Spritzern zum Schach und wieder zurück.

Freitag 15. April 2016 Runde 6 war ein Reinfall. Ich spielte gegen eine Chinesin mit 2060 Elo und

musste mich Bemühen mit Schwarz gegen das Londoner System Gewinnchancen

zu kreieren. Schließlich hatte ich eine Gewinnstellung erreicht und eine

Viertelstunde mehr Zeit auf der Uhr. Ich war aber zu müde um konkrete

Berechnungen anzustellen und verschlechtere meine Stellung Zug um Zug bis

ich am Ende die Dame in ein Abzugsschach stellte. Autsch!

Eine Niederlage, die mein bisher gutes Turnier verdorben hat. In der siebten

Runde bin ich allen Komplikationen mit der Slawischen Abtauschvariante aus dem

Weg gegangen.
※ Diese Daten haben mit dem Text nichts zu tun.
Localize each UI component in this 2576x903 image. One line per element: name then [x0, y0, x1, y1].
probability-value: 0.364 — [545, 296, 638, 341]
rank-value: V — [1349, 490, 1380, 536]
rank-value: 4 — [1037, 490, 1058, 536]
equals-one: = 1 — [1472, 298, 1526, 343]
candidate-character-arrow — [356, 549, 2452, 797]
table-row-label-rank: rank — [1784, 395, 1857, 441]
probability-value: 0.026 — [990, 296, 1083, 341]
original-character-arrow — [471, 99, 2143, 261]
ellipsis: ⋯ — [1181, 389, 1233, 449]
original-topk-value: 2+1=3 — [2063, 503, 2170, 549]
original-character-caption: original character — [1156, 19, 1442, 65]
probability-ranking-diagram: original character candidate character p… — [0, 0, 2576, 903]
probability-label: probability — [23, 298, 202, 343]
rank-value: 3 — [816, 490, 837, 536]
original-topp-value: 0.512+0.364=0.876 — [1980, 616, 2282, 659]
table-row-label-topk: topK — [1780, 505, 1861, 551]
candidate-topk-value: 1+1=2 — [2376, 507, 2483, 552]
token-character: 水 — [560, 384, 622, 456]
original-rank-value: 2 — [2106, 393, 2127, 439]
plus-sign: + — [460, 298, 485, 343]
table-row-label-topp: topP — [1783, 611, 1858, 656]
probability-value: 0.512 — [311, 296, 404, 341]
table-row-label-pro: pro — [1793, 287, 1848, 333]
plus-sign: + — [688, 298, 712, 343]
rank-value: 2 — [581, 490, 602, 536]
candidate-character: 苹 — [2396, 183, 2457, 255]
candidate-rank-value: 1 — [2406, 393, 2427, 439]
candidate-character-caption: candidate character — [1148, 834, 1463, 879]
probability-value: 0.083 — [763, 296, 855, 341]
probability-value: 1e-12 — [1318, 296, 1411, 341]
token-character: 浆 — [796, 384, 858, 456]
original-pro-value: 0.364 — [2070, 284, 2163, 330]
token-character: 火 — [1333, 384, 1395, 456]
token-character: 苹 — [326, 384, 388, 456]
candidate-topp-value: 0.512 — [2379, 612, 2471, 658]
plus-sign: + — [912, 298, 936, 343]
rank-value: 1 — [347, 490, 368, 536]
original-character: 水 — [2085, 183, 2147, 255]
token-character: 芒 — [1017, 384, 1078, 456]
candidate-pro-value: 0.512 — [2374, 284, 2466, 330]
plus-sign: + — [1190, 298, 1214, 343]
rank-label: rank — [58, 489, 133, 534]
Meine Gegnerin, diesmal eine Inderin mit 1990 Elo, machte ein

zwei ungenaue Züge, so dass ich am Damenflügel in ihre Stellung eindringen und

die Partie ohne jegliches schwarzes Gegenspiel zum Sieg führen konnte. Jetzt sind

noch zwei Runden zu spielen in denen ich noch anderthalb Punkte holen will. Das

wäre ein versöhnlicher Abschluss.

Samstag 16. April 2016

Gut die erste der zwei Partien habe ich mit Schwarz gegen einen Burmesen mit

ungefähr 2070 Elo sicher gewonnen. Ich hatte schon schlimmes befürchtet, da ich

in der Nacht lange wachlag und mir fest vorgenommen nicht zu versuchen mit

Schwarz auf Biegen und Brechen zu gewinnen. Dankenswerterweise hat er aber

nicht auf Remis gespielt, sonderen einen Angriff am Königsflügel versucht.

Mein Gegenspiel am Damenflügel war allerdings schneller. Jetzt muß ich mch nur noch entscheiden, ob ich Morgen mit Weiß auf Gewinn

spiele oder ein friedliches Remis anstrebe.

Sonntag 17. April 2016

In der letzten Runde gab es nochmal einen starken Gegner für mich. Und zwar

habe ich gegen den zur Zeit jüngsten Internationalen Meister gespielt. Awonder

Liang aus den USA ist 12 Jahre alt, ein bisschen pummelig und hat 2408 Elo.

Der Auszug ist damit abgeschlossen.